Declaro publicamente sem pejo nem vergonha que preciso, e muito, da minha quota parte do dinheiro que se gasta nos fogos de artifício e nas iluminações de Natal. Sendo cidadã, algum foguete há-de ser para mim, para suposto gáudio da minha vista, assim como um qualquer raminho dum qualquer pinheiro reluzente pendurado no meio duma rua do sítio onde moro. A minha vista já é iludida com fogos artificiais, fátuos ou de santelmo dos mais variados e, não querendo a desgraça dos profissionais da pirotecnia nem das empresas que tão laboriosamente constroem magníficos trenós com rechonchudos pais natais, estrelas de outras galáxias, pinheiros carregados de bolas, fitas e neve, anjos e as mais variadas decorações eléctricas que acendem e apagam, com minúcia e zelo de duende do Pai Natal, como se viessem directamente de Rovaniemi, mas deviam criar um programa de requalificação, de transferência tecnológica, de reformulação destes profissionais para outras actividades, de modo a que se pudesse acabar com todo este exagero que pretende hipnotizar os cidadãos, nem que seja por dez ou vinte minutos, fazendo-os repetir ohhhh, a cada novo rebentamente de foguete ou sorrirem momentaneamente à vista dos anjinhos que até parecem que voam pelas avenidas abaixo, ou acima, conforme a nossa posição.
Eu percebo a lógica da tradição, mas quando o dinheiro que se gasta na tradição nos suga o tutano e congela os miolos pensantes em prol duma imagem efémera que em nada contribui para o nosso bem estar, o que fazer?
Ouvimos falar dos valores gastos nestes bricabraques e até os olhos dão reviravoltas, de inverno com as iluminações, de verão com o foguetório. A palavra Prioridade perdeu sentido – como tantas outras – ou melhor, deixou de existir e já diz o ditado, uma imagem vale mais que mil palavras, que aqui tão bem se adequa.
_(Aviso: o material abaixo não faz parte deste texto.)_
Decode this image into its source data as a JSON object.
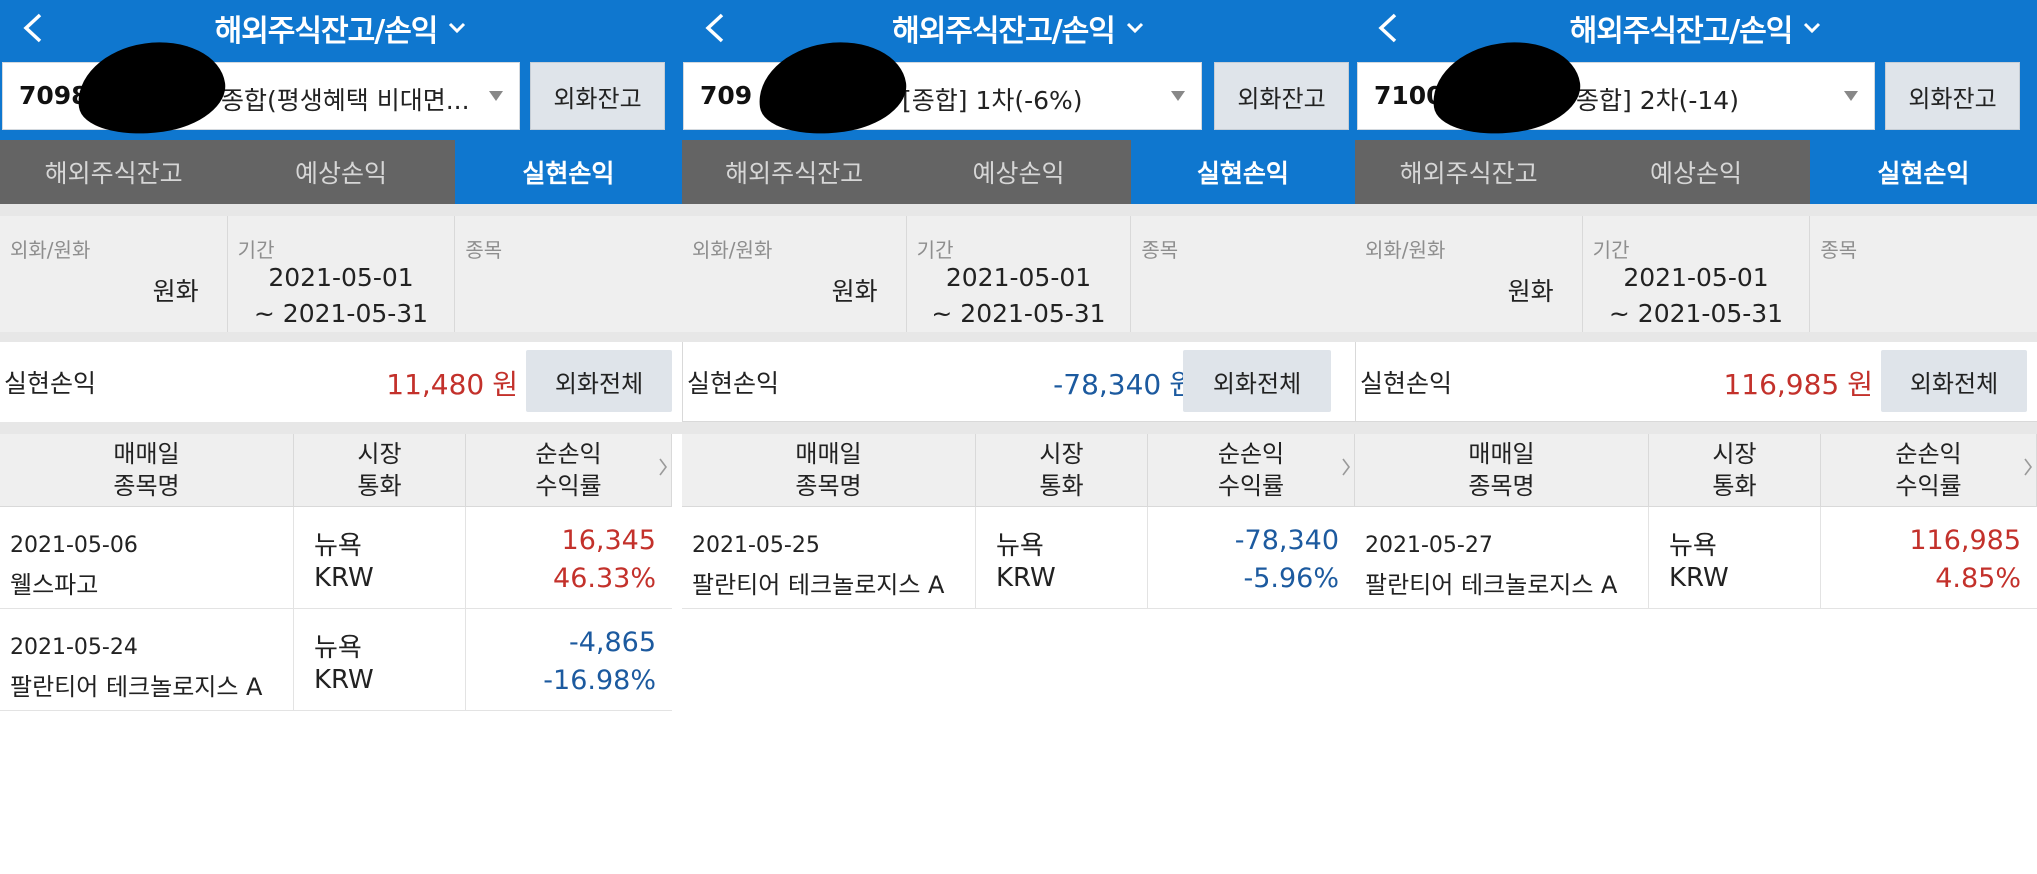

Ninguém tem espelhos em casa? Deviam investir nisso e cada um olhar-se bem antes de sair pela manhã, fazer uma pequena introspecção de quem é na realidade e para onde caminha com tanta falta de cérebro. Já ninguém quer caminhar sozinho, é preferível deixarmo-nos ir para onde nos mandam, ver o que disponibilizam para nós e deixarmos de pensar. De facto, dá menos trabalho. Qualquer dia acordamos e constatamos que estamos plantados numa eira, porque alguém assim o determinou, e ai, aí não há nada a fazer, pois a inutilidade será realçada – ainda mais – e a estupidez natural brilhará ao sol.
Gosto desta imagem, da plantação de estúpidos, principalmente porque imagino que uma qualquer cana de foguete poderá cair no meio dela e consumi-la por inteiro.
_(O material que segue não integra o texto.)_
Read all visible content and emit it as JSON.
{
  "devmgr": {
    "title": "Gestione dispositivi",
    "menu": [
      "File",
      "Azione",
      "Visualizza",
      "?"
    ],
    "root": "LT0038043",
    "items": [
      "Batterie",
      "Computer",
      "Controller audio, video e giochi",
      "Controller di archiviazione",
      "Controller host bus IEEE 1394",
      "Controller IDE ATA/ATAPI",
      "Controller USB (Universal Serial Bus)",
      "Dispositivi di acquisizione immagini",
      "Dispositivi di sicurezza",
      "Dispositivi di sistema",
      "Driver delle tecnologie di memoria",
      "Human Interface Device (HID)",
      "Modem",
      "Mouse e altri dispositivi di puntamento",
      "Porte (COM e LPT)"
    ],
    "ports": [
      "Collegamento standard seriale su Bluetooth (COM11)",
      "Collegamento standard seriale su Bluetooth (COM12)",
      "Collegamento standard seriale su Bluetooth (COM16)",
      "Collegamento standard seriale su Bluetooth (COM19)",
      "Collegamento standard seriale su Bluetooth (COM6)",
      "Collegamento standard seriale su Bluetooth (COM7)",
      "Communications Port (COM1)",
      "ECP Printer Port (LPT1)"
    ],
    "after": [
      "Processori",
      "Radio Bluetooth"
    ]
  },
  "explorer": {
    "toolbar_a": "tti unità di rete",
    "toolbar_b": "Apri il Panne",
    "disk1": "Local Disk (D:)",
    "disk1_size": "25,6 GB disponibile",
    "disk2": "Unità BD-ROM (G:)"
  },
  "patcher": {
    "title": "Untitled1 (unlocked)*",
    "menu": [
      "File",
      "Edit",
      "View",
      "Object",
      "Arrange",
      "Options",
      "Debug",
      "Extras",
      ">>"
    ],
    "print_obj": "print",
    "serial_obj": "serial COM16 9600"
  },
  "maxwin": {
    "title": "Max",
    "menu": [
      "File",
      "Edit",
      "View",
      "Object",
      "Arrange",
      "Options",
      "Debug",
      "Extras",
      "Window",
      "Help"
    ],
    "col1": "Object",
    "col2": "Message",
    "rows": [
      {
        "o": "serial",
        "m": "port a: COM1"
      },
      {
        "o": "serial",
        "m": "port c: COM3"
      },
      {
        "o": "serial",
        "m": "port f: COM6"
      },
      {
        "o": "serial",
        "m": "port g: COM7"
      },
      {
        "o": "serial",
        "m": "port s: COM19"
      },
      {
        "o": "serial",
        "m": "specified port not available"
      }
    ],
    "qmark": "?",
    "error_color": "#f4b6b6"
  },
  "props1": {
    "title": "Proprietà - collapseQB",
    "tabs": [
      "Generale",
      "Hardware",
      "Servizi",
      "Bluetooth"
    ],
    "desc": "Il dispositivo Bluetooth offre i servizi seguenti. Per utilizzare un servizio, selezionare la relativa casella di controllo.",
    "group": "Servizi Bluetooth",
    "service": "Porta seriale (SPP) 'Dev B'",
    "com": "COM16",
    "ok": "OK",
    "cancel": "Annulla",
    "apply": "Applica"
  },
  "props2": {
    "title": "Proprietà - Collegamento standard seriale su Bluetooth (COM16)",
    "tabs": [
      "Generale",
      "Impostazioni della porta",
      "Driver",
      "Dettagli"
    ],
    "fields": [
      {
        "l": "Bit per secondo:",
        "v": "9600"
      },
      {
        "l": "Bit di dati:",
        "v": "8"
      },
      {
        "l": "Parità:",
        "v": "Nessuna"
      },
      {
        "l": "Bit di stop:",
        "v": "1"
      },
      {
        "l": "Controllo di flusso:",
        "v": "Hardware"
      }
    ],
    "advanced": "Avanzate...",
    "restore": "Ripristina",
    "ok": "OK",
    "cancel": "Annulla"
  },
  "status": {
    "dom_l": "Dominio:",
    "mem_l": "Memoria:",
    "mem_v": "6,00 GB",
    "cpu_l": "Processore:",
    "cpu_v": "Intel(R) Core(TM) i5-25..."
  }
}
Durante as férias fui brindada com inúmeros ‘espectáculos’ de fogo de artifício, todos iguais, todos sensaborões, todos inúteis, todos extremamente dispendiosos. Alguma autarquia já se lembrou de perguntar aos seus fregueses se querem a repetição de mais do mesmo todos os anos, lembrando-os, já agora, quanto custa a coisa? Tenho a certeza que os que escapam à plantação atrás enunciada responderão que há aí uns mil assuntos, coisa pouca, que talvez, e sublinho, talvez, deva ter mais prioridade. Mas para isso era preciso uma outra coisa que emigrou para parte incerta e que ninguém tem: coragem.